We know that anthropogenic sounds can impact an individual bird’s calling behavior. However, it is less clear whether human noises disrupt important social communications such as alarm calls, and how that impact might be felt. With an innovative triangulation approach, Faiza Hafeez from the University of Nebraska-Lincoln, will use Song Meter SM4TS recorders to map alarm calls as they propagate through colonies of individually-identifiable red-winged blackbirds. Demonstrating this method can accurately map a species’ communication network will be the first stage to more fully understanding the impacts of noise pollution on wildlife.

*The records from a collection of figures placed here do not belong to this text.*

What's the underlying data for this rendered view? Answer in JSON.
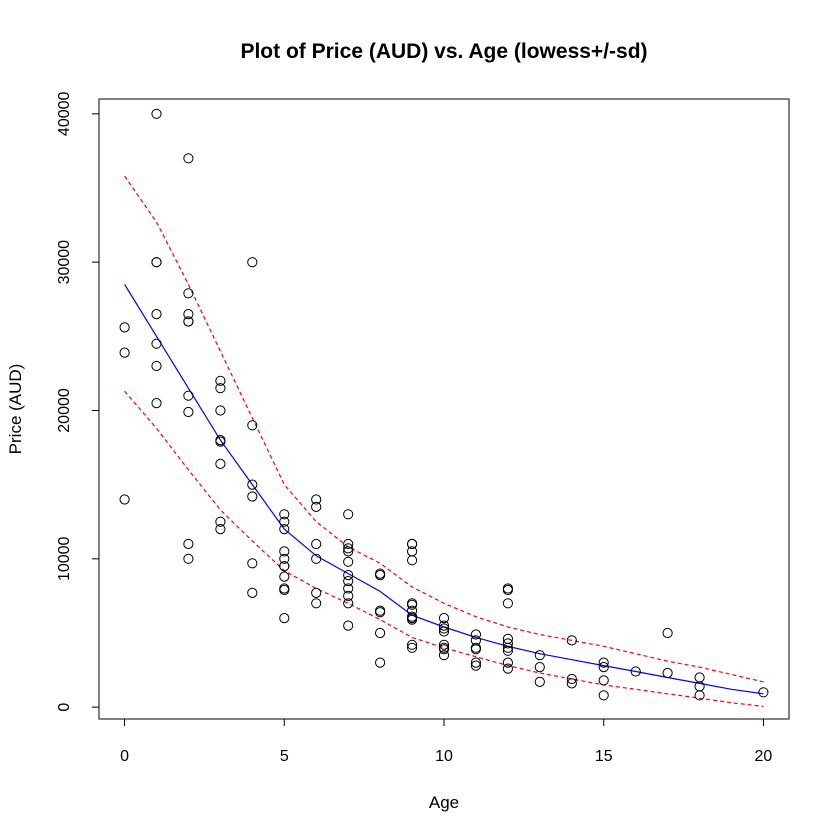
{
  "chart_data": {
    "type": "scatter",
    "title": "Plot of Price (AUD) vs. Age   (lowess+/-sd)",
    "xlabel": "Age",
    "ylabel": "Price (AUD)",
    "xlim": [
      -0.8,
      20.8
    ],
    "ylim": [
      -800,
      41000
    ],
    "xticks": [
      0,
      5,
      10,
      15,
      20
    ],
    "yticks": [
      0,
      10000,
      20000,
      30000,
      40000
    ],
    "grid": false,
    "legend": "none",
    "points": [
      [
        0,
        25600
      ],
      [
        0,
        23900
      ],
      [
        0,
        14000
      ],
      [
        1,
        40000
      ],
      [
        1,
        30000
      ],
      [
        1,
        30000
      ],
      [
        1,
        26500
      ],
      [
        1,
        24500
      ],
      [
        1,
        23000
      ],
      [
        1,
        20500
      ],
      [
        2,
        37000
      ],
      [
        2,
        27900
      ],
      [
        2,
        26500
      ],
      [
        2,
        26000
      ],
      [
        2,
        26000
      ],
      [
        2,
        21000
      ],
      [
        2,
        19900
      ],
      [
        2,
        11000
      ],
      [
        2,
        10000
      ],
      [
        3,
        22000
      ],
      [
        3,
        21500
      ],
      [
        3,
        20000
      ],
      [
        3,
        18000
      ],
      [
        3,
        17900
      ],
      [
        3,
        16400
      ],
      [
        3,
        12500
      ],
      [
        3,
        12000
      ],
      [
        4,
        30000
      ],
      [
        4,
        19000
      ],
      [
        4,
        15000
      ],
      [
        4,
        14200
      ],
      [
        4,
        9700
      ],
      [
        4,
        7700
      ],
      [
        5,
        13000
      ],
      [
        5,
        12500
      ],
      [
        5,
        12000
      ],
      [
        5,
        10500
      ],
      [
        5,
        10000
      ],
      [
        5,
        9500
      ],
      [
        5,
        9500
      ],
      [
        5,
        8800
      ],
      [
        5,
        8000
      ],
      [
        5,
        7900
      ],
      [
        5,
        6000
      ],
      [
        6,
        14000
      ],
      [
        6,
        13500
      ],
      [
        6,
        11000
      ],
      [
        6,
        10000
      ],
      [
        6,
        7700
      ],
      [
        6,
        7000
      ],
      [
        7,
        13000
      ],
      [
        7,
        11000
      ],
      [
        7,
        10700
      ],
      [
        7,
        10500
      ],
      [
        7,
        9800
      ],
      [
        7,
        8900
      ],
      [
        7,
        8500
      ],
      [
        7,
        8000
      ],
      [
        7,
        7500
      ],
      [
        7,
        7000
      ],
      [
        7,
        5500
      ],
      [
        8,
        9000
      ],
      [
        8,
        8900
      ],
      [
        8,
        6500
      ],
      [
        8,
        6400
      ],
      [
        8,
        5000
      ],
      [
        8,
        3000
      ],
      [
        9,
        11000
      ],
      [
        9,
        11000
      ],
      [
        9,
        10500
      ],
      [
        9,
        9900
      ],
      [
        9,
        7000
      ],
      [
        9,
        6900
      ],
      [
        9,
        6500
      ],
      [
        9,
        6100
      ],
      [
        9,
        6000
      ],
      [
        9,
        5900
      ],
      [
        9,
        4200
      ],
      [
        9,
        4000
      ],
      [
        10,
        6000
      ],
      [
        10,
        5500
      ],
      [
        10,
        5300
      ],
      [
        10,
        5100
      ],
      [
        10,
        4200
      ],
      [
        10,
        4000
      ],
      [
        10,
        3900
      ],
      [
        10,
        3500
      ],
      [
        11,
        4900
      ],
      [
        11,
        4500
      ],
      [
        11,
        4000
      ],
      [
        11,
        3900
      ],
      [
        11,
        3000
      ],
      [
        11,
        2800
      ],
      [
        12,
        8000
      ],
      [
        12,
        7900
      ],
      [
        12,
        7000
      ],
      [
        12,
        4600
      ],
      [
        12,
        4300
      ],
      [
        12,
        4000
      ],
      [
        12,
        3800
      ],
      [
        12,
        3000
      ],
      [
        12,
        2600
      ],
      [
        13,
        3500
      ],
      [
        13,
        2700
      ],
      [
        13,
        1700
      ],
      [
        14,
        4500
      ],
      [
        14,
        1900
      ],
      [
        14,
        1600
      ],
      [
        15,
        3000
      ],
      [
        15,
        2700
      ],
      [
        15,
        1800
      ],
      [
        15,
        800
      ],
      [
        16,
        2400
      ],
      [
        17,
        5000
      ],
      [
        17,
        2300
      ],
      [
        18,
        2000
      ],
      [
        18,
        1400
      ],
      [
        18,
        800
      ],
      [
        20,
        1000
      ]
    ],
    "series": [
      {
        "style": "solid",
        "color": "#0000ff",
        "x": [
          0,
          1,
          2,
          3,
          4,
          5,
          6,
          7,
          8,
          9,
          10,
          11,
          12,
          13,
          14,
          15,
          16,
          17,
          18,
          19,
          20
        ],
        "y": [
          28500,
          25000,
          21500,
          18000,
          15000,
          12000,
          10200,
          9000,
          7800,
          6200,
          5400,
          4700,
          4100,
          3600,
          3200,
          2800,
          2400,
          2000,
          1600,
          1200,
          900
        ]
      },
      {
        "style": "dashed",
        "color": "#ff0000",
        "x": [
          0,
          1,
          2,
          3,
          4,
          5,
          6,
          7,
          8,
          9,
          10,
          11,
          12,
          13,
          14,
          15,
          16,
          17,
          18,
          19,
          20
        ],
        "y": [
          35800,
          32700,
          28500,
          24000,
          19500,
          15000,
          12500,
          10800,
          9700,
          8100,
          7000,
          6100,
          5400,
          4900,
          4500,
          4100,
          3600,
          3100,
          2700,
          2200,
          1700
        ]
      },
      {
        "style": "dashed",
        "color": "#ff0000",
        "x": [
          0,
          1,
          2,
          3,
          4,
          5,
          6,
          7,
          8,
          9,
          10,
          11,
          12,
          13,
          14,
          15,
          16,
          17,
          18,
          19,
          20
        ],
        "y": [
          21300,
          18800,
          16000,
          13300,
          11200,
          9200,
          8000,
          7000,
          5900,
          4700,
          4000,
          3400,
          2800,
          2300,
          1900,
          1500,
          1200,
          900,
          600,
          300,
          50
        ]
      }
    ]
  }
}
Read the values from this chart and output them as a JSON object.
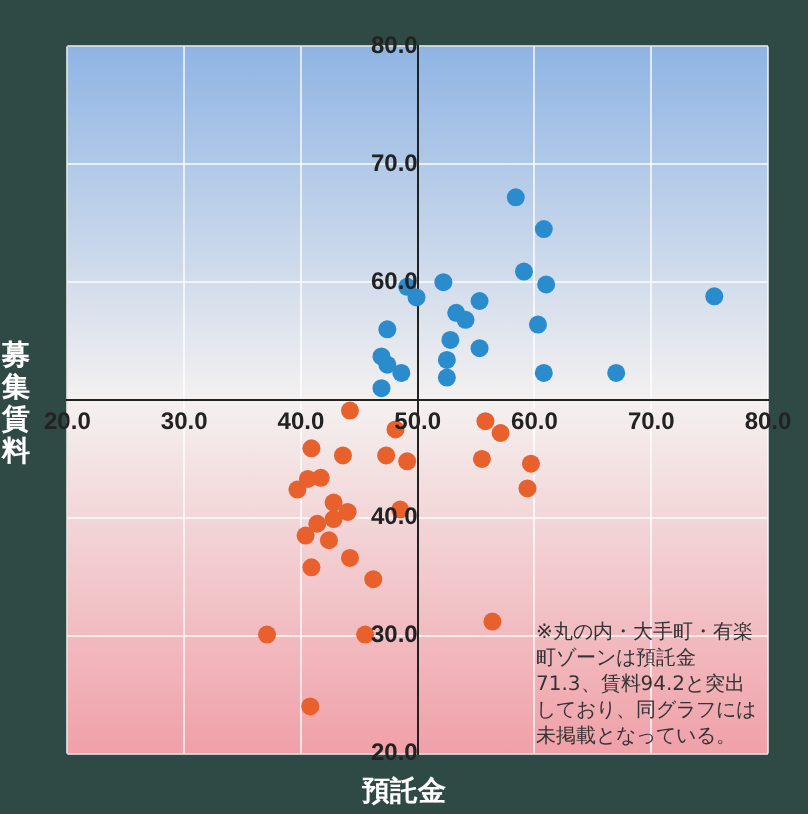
{
  "chart_data": {
    "type": "scatter",
    "xlabel": "預託金",
    "ylabel": "募集賃料",
    "annotations": [
      "※丸の内・大手町・有楽町ゾーンは預託金71.3、賃料94.2と突出しており、同グラフには未掲載となっている。"
    ],
    "xlim": [
      20,
      80
    ],
    "ylim": [
      20,
      80
    ],
    "xticks": [
      {
        "value": 20,
        "label": "20.0"
      },
      {
        "value": 30,
        "label": "30.0"
      },
      {
        "value": 40,
        "label": "40.0"
      },
      {
        "value": 50,
        "label": "50.0"
      },
      {
        "value": 60,
        "label": "60.0"
      },
      {
        "value": 70,
        "label": "70.0"
      },
      {
        "value": 80,
        "label": "80.0"
      }
    ],
    "yticks": [
      {
        "value": 20,
        "label": "20.0"
      },
      {
        "value": 30,
        "label": "30.0"
      },
      {
        "value": 40,
        "label": "40.0"
      },
      {
        "value": 50,
        "label": null
      },
      {
        "value": 60,
        "label": "60.0"
      },
      {
        "value": 70,
        "label": "70.0"
      },
      {
        "value": 80,
        "label": "80.0"
      }
    ],
    "grid": true,
    "marker": "circle",
    "series": [
      {
        "color": "#2a8ccc",
        "x": [
          58.4,
          60.8,
          59.1,
          61.0,
          75.4,
          49.1,
          49.9,
          52.2,
          55.3,
          53.3,
          54.1,
          60.3,
          47.4,
          52.8,
          55.3,
          46.9,
          47.4,
          48.6,
          52.5,
          52.5,
          60.8,
          67.0,
          46.9
        ],
        "values": [
          67.2,
          64.5,
          60.9,
          59.8,
          58.8,
          59.6,
          58.7,
          60.0,
          58.4,
          57.4,
          56.8,
          56.4,
          56.0,
          55.1,
          54.4,
          53.7,
          53.0,
          52.3,
          53.4,
          51.9,
          52.3,
          52.3,
          51.0
        ]
      },
      {
        "color": "#e8602c",
        "x": [
          44.2,
          48.1,
          55.8,
          57.1,
          40.9,
          43.6,
          47.3,
          49.1,
          55.5,
          59.7,
          59.4,
          40.6,
          41.7,
          39.7,
          42.8,
          44.0,
          42.8,
          41.4,
          48.5,
          40.4,
          42.4,
          44.2,
          40.9,
          46.2,
          56.4,
          37.1,
          45.5,
          40.8
        ],
        "values": [
          49.1,
          47.5,
          48.2,
          47.2,
          45.9,
          45.3,
          45.3,
          44.8,
          45.0,
          44.6,
          42.5,
          43.3,
          43.4,
          42.4,
          41.3,
          40.5,
          39.9,
          39.5,
          40.7,
          38.5,
          38.1,
          36.6,
          35.8,
          34.8,
          31.2,
          30.1,
          30.1,
          24.0
        ]
      }
    ]
  }
}
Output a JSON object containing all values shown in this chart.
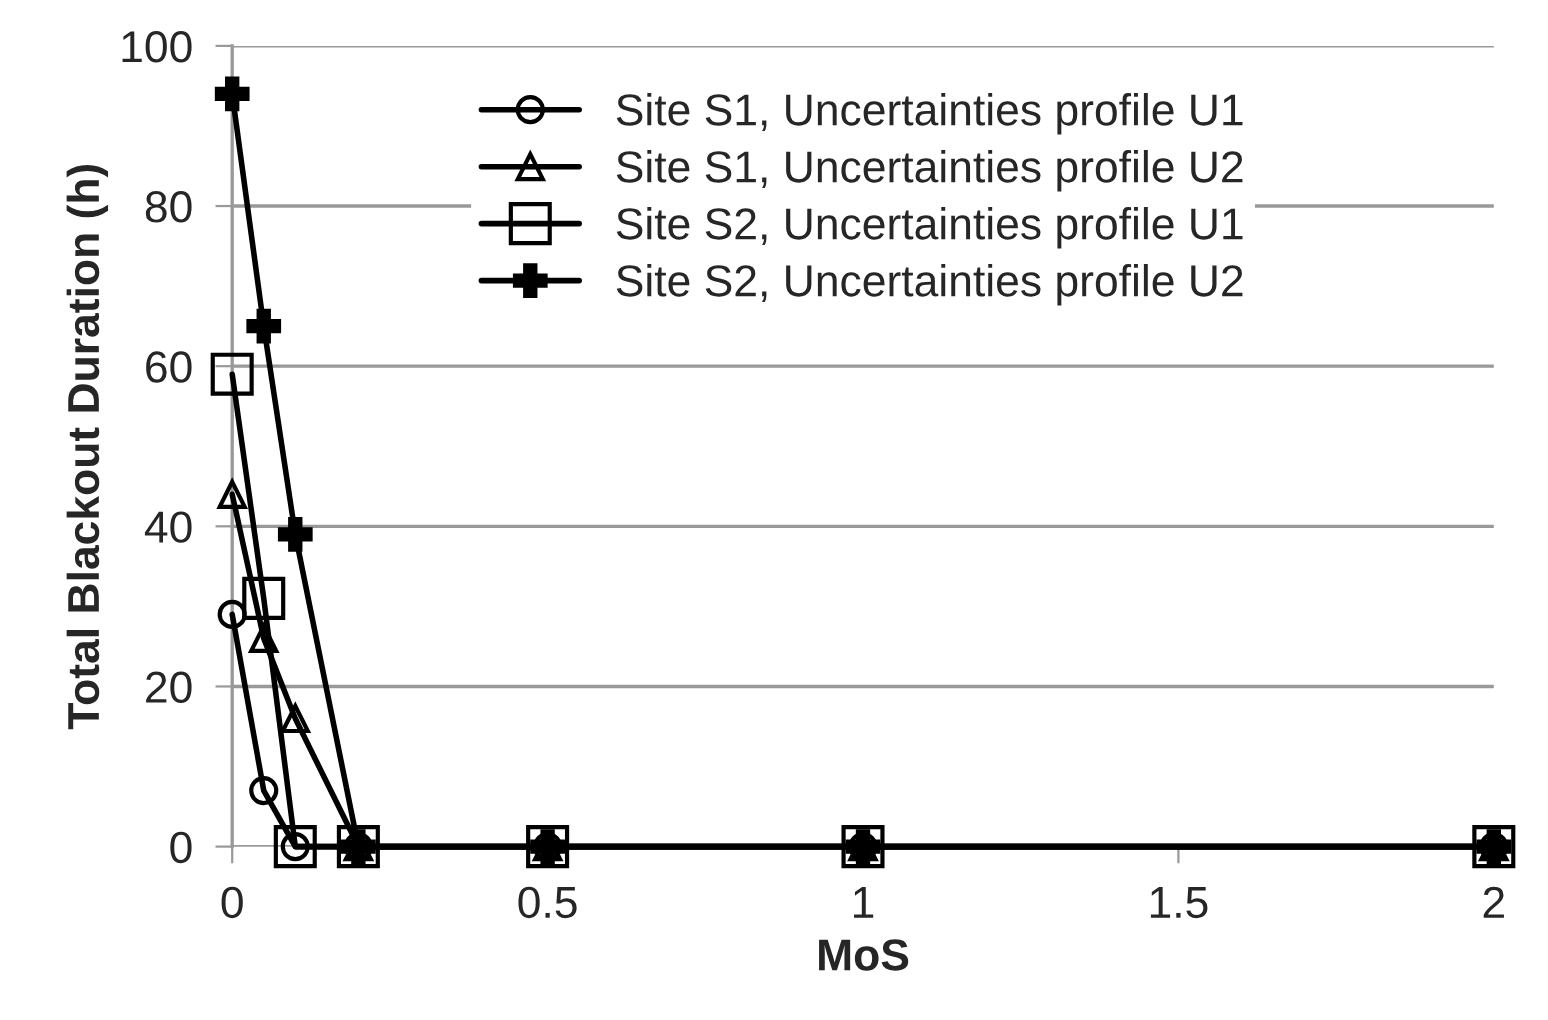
{
  "chart_data": {
    "type": "line",
    "xlabel": "MoS",
    "ylabel": "Total Blackout Duration (h)",
    "x": [
      0,
      0.05,
      0.1,
      0.2,
      0.5,
      1,
      2
    ],
    "xlim": [
      0,
      2
    ],
    "xticks": [
      0,
      0.5,
      1,
      1.5,
      2
    ],
    "ylim": [
      0,
      100
    ],
    "yticks": [
      0,
      20,
      40,
      60,
      80,
      100
    ],
    "grid": "y",
    "legend": "top",
    "line_style": "solid",
    "series": [
      {
        "name": "Site S1, Uncertainties profile U1",
        "color": "#000000",
        "marker": "circle",
        "values": [
          29,
          7,
          0,
          0,
          0,
          0,
          0
        ]
      },
      {
        "name": "Site S1, Uncertainties profile U2",
        "color": "#000000",
        "marker": "triangle",
        "values": [
          44,
          26,
          16,
          0,
          0,
          0,
          0
        ]
      },
      {
        "name": "Site S2, Uncertainties profile U1",
        "color": "#000000",
        "marker": "square",
        "values": [
          59,
          31,
          0,
          0,
          0,
          0,
          0
        ]
      },
      {
        "name": "Site S2, Uncertainties profile U2",
        "color": "#000000",
        "marker": "cross",
        "values": [
          94,
          65,
          39,
          0,
          0,
          0,
          0
        ]
      }
    ]
  }
}
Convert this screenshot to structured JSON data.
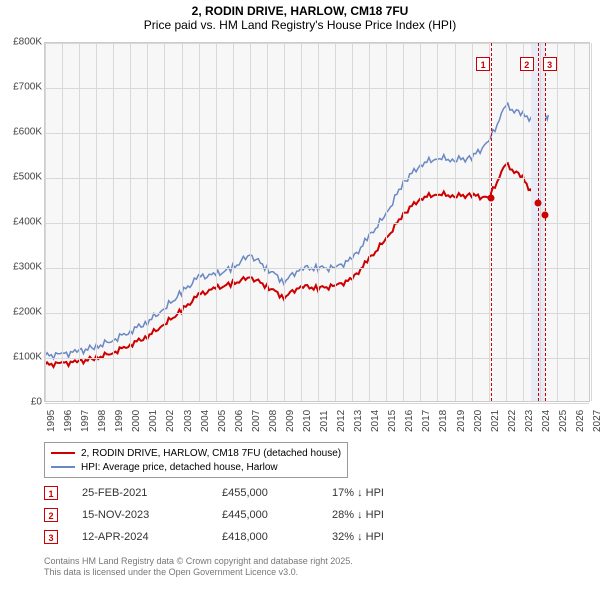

High rates of deforestation in Brazil’s Eastern Amazonia region has left rare and threatened birds living in just a few remnants of primary forest. Identifying which forest fragments are most important for conservation action is no easy task. Indeed, one species, the Belem Curassow, is so secretive it was thought to be extinct until 2013. Pablo Vieira Cerqueira from the Universidade Federal do Pará will use Song Meter SM4 recorders coupled with the clustering feature in Kaleidoscope Pro to find and monitor 15 bird species, including the Belem Curassow and the critically endangered Black-winged Trumpeter. The project will also create a record of the soundscapes of these threatened habitats and will use sound recordings in its outreach work.
African Wild Dogs are highly endangered. Approaches to their conservation include translocation and forming artificial packs, requiring periods in captivity. Appeasement pheromones are a potential way to reduce stress and aggression in captive dogs. Pia Riddell from James Cook University will use Kaleidoscope Pro’s clustering feature to compare vocalizations in packs with and without exposure to the pheromones. She hopes ultimately to determine whether vocalizations can be used as an indicator of the social cohesion of an African Wild Dog pack.